Milano capitale morale d’Italia e Roma Cenerentola delle mafiecapitoline? Ma de che? Raffaele Cantone è una persona molto intelligente e onesta intellettualmente, tanto da essere assai invisa alla sua stessa categoria, meglio casta, che invece è abituata alle carriere all’ombra della legge Breganza e successive evoluzioni. A maggiore ragione la sua estemporanea uscita sulle presunte qualità morali di Milano rispetto alla altrettanto presunta inadeguatezza degli anticorpi di Roma contro la corruzione fa pensare un po’ male: hai visto mai che si sia trattato di un endorsement fuori tempo massima alla giunta Pisapia? Il tutto a pochi giorni dal senz’altro felice epilogo di Expo 2015. Una specie di post hoc propter hoc.
Si, c’è stata la correzione di tiro, ma intanto la frittata cripto leghista era fatta.

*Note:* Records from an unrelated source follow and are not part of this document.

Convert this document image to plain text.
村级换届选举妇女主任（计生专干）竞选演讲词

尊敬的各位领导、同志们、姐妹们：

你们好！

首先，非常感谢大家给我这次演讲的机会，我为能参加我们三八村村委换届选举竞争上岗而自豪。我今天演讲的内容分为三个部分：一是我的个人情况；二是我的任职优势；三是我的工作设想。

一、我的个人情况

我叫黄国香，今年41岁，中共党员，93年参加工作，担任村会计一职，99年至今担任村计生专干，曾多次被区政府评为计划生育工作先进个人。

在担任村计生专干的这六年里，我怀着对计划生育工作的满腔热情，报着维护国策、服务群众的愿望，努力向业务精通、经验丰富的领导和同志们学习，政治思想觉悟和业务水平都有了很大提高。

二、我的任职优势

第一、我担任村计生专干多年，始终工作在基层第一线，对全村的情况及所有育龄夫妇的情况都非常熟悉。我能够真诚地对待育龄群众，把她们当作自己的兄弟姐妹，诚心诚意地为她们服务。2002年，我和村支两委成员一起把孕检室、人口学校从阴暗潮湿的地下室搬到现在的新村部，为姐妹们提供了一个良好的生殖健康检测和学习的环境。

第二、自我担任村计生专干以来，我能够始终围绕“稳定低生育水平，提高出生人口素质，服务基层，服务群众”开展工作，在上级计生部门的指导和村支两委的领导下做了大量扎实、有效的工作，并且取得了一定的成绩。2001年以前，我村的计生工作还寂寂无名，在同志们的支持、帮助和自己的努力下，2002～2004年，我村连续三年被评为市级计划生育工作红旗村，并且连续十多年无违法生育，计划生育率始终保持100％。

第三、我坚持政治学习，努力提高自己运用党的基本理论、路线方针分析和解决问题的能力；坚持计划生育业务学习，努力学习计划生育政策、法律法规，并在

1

Milano in realtà, a ben vedere (e molto più e molto prima di Roma) invece che la capitale morale è stata dal 1992 a oggi la madre di tutti i problemi corruttivi, veri o immaginari, del Paese. Non bastava Tangentopoli che a Milamo ha avuto il proprio epicentro? Allora va ricordato che anche Expo 2015 era iniziato con una super inchiesta, un super scandalo e un commissario. La regione Lombardia è stata leader anche nelle spese pazze, una giunta è caduta per accuse, ancora da dimostrare, di corruzione che riguardavano i vertici, per non parlare della Lega, che proprio a Milano ha trovato la propria Caporetto in via Bellerio con la saga della “Bossi family”. E si potrebbe continuare così per un’altra mezz’ora. A Roma, solo recentemente, qualche giornalista d’assalto anche un bel po’ temerario contro gli avvocati capitolini e il diritto di difesa, ha scoperto l’acqua calda che era sotto gli occhi di tutti dai primi anni ’80: e cioè che nella città si erano insediati i clan di camorra e ‘ndrangheta. Ma quando la cosa era già conclamata, visto che la penetrazione dei vari Totuccio Contorno e Pippo Calò risale alla metà degli anni ’70, e a capo della giunta c’era Veltroni, e non Alemanno, la povera Rita Bernardini, che osò dire che al centro di Roma si riciclavano i soldi della droga, e che troppi negozi, alberghi e ristoranti avevano strani proprietari dall’accento meridionale, mancò poco che la trattassero come il compianto senatore Gianfranco Miglio. Dandole pure della razzista.
La magistratura romana prima dell’avvento di Pignatone non aveva fatto nulla e quest’ultimo, essendo arrivato dopo il crollo della giunta Alemanno, ovviamente ha orientato le indagini sulle eventuali collusioni tra mafie varie e politici in un arco temporale più ristretto. Magari anche per problemi di prescrizione. Roma così si è rovinata l’immagine per una sola indagine per quanto clamorosa e altisonante e tuttora sub iudice. Milano invece, dimenticati i Chiesa Mario, i Carnevale Luigi, i Majno Luigi, come anche i Formigoni, i Daccò, i Belsito, la Bossi family e tutta la cricca dell’Expo, è stata promossa sul campo come capitale morale da un’uscita che forse l’intelligente e onesto intellettualmente onesto Cantone poteva pure risparmiarsi in toto. Pisapia ringrazia, noi romani un po’ meno. E intanto resta comunque irrisolto l’interrogativo retorico d’apertura: Milano capitale morale? Ma de che?